Всю ночь я пролежала в темноте. Тепло Максима ещё жило на моей коже. Правда Вари лежала во мне, как камень на дне реки, — тяжёлая, неподвижная, меняющая течение.
Когда утром Маша села за стол и подняла на меня свои серые глаза, я поняла: сейчас. Не завтра. Не «когда подрастёт». Сейчас.
— Малыш, — сказала я, и голос мой дрогнул на первом же слоге, Маша мгновенно это уловила, потому что эта девочка считывала чужие эмоции с точностью кардиографа, — мне нужно тебе кое-что рассказать. Что-то очень важное…

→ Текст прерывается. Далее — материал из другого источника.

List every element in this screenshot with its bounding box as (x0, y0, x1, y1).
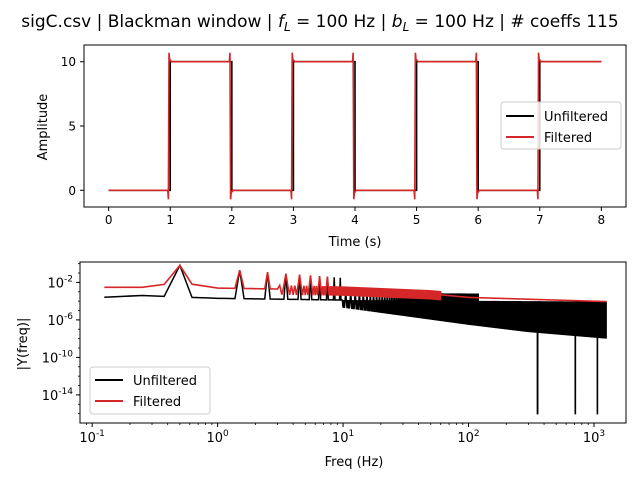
time-x-tick-label: 1 (166, 213, 174, 227)
frequency-domain-axes: 10-1 100 101 102 103 10-2 10-6 10-10 10-14 Freq… (16, 261, 627, 470)
time-y-tick-label: 5 (68, 120, 76, 134)
frequency-axes-frame (79, 261, 627, 424)
time-legend: Unfiltered Filtered (500, 101, 622, 150)
time-x-tick-label: 7 (536, 213, 544, 227)
time-y-ticks: 0 5 10 (61, 55, 84, 198)
time-x-tick-label: 5 (413, 213, 421, 227)
time-x-tick-label: 0 (105, 213, 113, 227)
frequency-y-tick-label: 10-6 (47, 312, 73, 329)
time-x-ticks: 0 1 2 3 4 5 6 7 8 (105, 207, 605, 227)
frequency-series-unfiltered (104, 263, 607, 415)
frequency-x-axis-label: Freq (Hz) (325, 455, 384, 470)
time-y-tick-label: 10 (61, 55, 76, 69)
time-y-axis-label: Amplitude (36, 94, 51, 161)
figure-title: sigC.csv | Blackman window | fL = 100 Hz… (21, 12, 618, 34)
time-x-tick-label: 4 (351, 213, 359, 227)
frequency-y-ticks: 10-2 10-6 10-10 10-14 (42, 263, 80, 415)
frequency-y-axis-label: |Y(freq)| (16, 318, 31, 371)
frequency-legend-box (89, 366, 211, 415)
time-y-tick-label: 0 (68, 184, 76, 198)
frequency-x-tick-label: 102 (457, 429, 479, 446)
time-x-tick-label: 2 (228, 213, 236, 227)
time-plot-lines (108, 52, 602, 200)
frequency-x-tick-label: 100 (206, 429, 229, 446)
time-legend-label-filtered: Filtered (544, 131, 592, 146)
frequency-plot-lines (104, 263, 607, 415)
frequency-y-tick-label: 10-10 (42, 349, 74, 366)
frequency-x-tick-label: 10-1 (79, 429, 105, 446)
time-domain-axes: 0 1 2 3 4 5 6 7 8 0 5 10 Time (s) Amplitude Unfilt… (36, 44, 627, 250)
time-x-tick-label: 3 (290, 213, 298, 227)
frequency-y-tick-label: 10-14 (42, 387, 74, 404)
time-x-tick-label: 8 (598, 213, 606, 227)
frequency-x-ticks: 10-1 100 101 102 103 (79, 423, 605, 446)
time-x-tick-label: 6 (474, 213, 482, 227)
frequency-legend-label-filtered: Filtered (133, 395, 181, 410)
frequency-y-tick-label: 10-2 (47, 274, 73, 291)
frequency-legend-label-unfiltered: Unfiltered (133, 374, 197, 389)
time-series-filtered (108, 52, 602, 200)
time-legend-label-unfiltered: Unfiltered (544, 110, 608, 125)
time-x-axis-label: Time (s) (328, 235, 382, 250)
frequency-x-tick-label: 101 (332, 429, 354, 446)
frequency-x-tick-label: 103 (583, 429, 605, 446)
frequency-series-filtered (104, 264, 607, 303)
frequency-legend: Unfiltered Filtered (89, 366, 211, 415)
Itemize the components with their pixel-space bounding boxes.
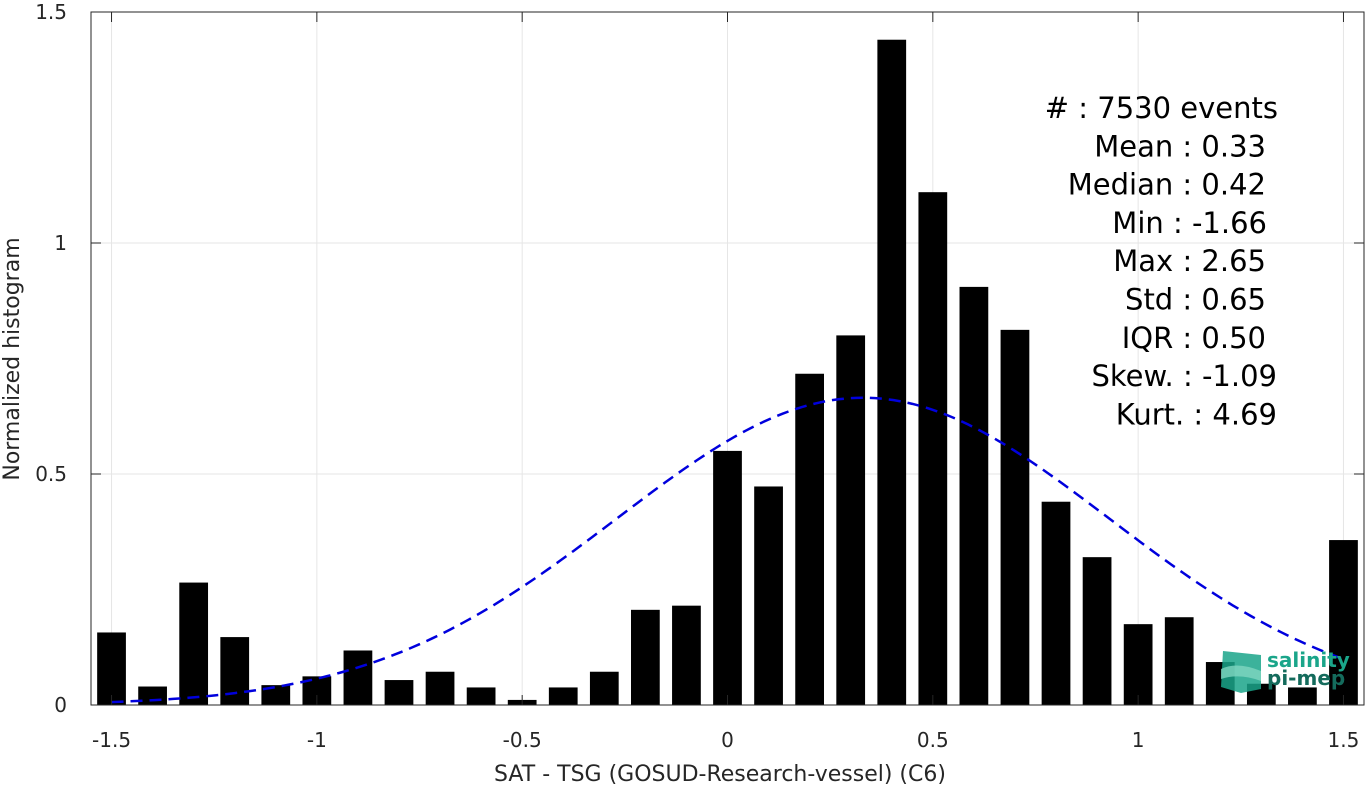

Маша отложила ложку. Вытерла рот ладонью — я тысячу раз говорила ей «салфеткой», и тысячу раз она вытирала ладонью, — и посмотрела на меня тем прямым, серьёзным взглядом, от которого у меня всегда замирало дыхание, потому что так смотрел Илья, когда слушал что-то, от чего зависело всё.
— У тебя был брат, Машенька. Старший брат. Его звали Максим.
Тишина. Маша не двигалась. Даже не моргала. Смотрела на меня и впитывала, как впитывает земля воду после засухи — жадно, глубоко, до самых корней.
— Был? — переспросила она. Тихо. — Значит, его уже нет?
— Его нет, малыш. Он умер. Шесть лет назад, ещё до того, как ты родилась. Ему было двадцать лет.
— Двадцать, — повторила она, и я видела, как она пытается представить себе эту цифру, примерить к себе, — Это много.
— Это мало, — сказала я, и горло сжалось. — Это очень мало, Машенька.
— А он какой был?
И от этого простого, детского «а он какой был?» — от этих четырёх слов — плотина дала трещину.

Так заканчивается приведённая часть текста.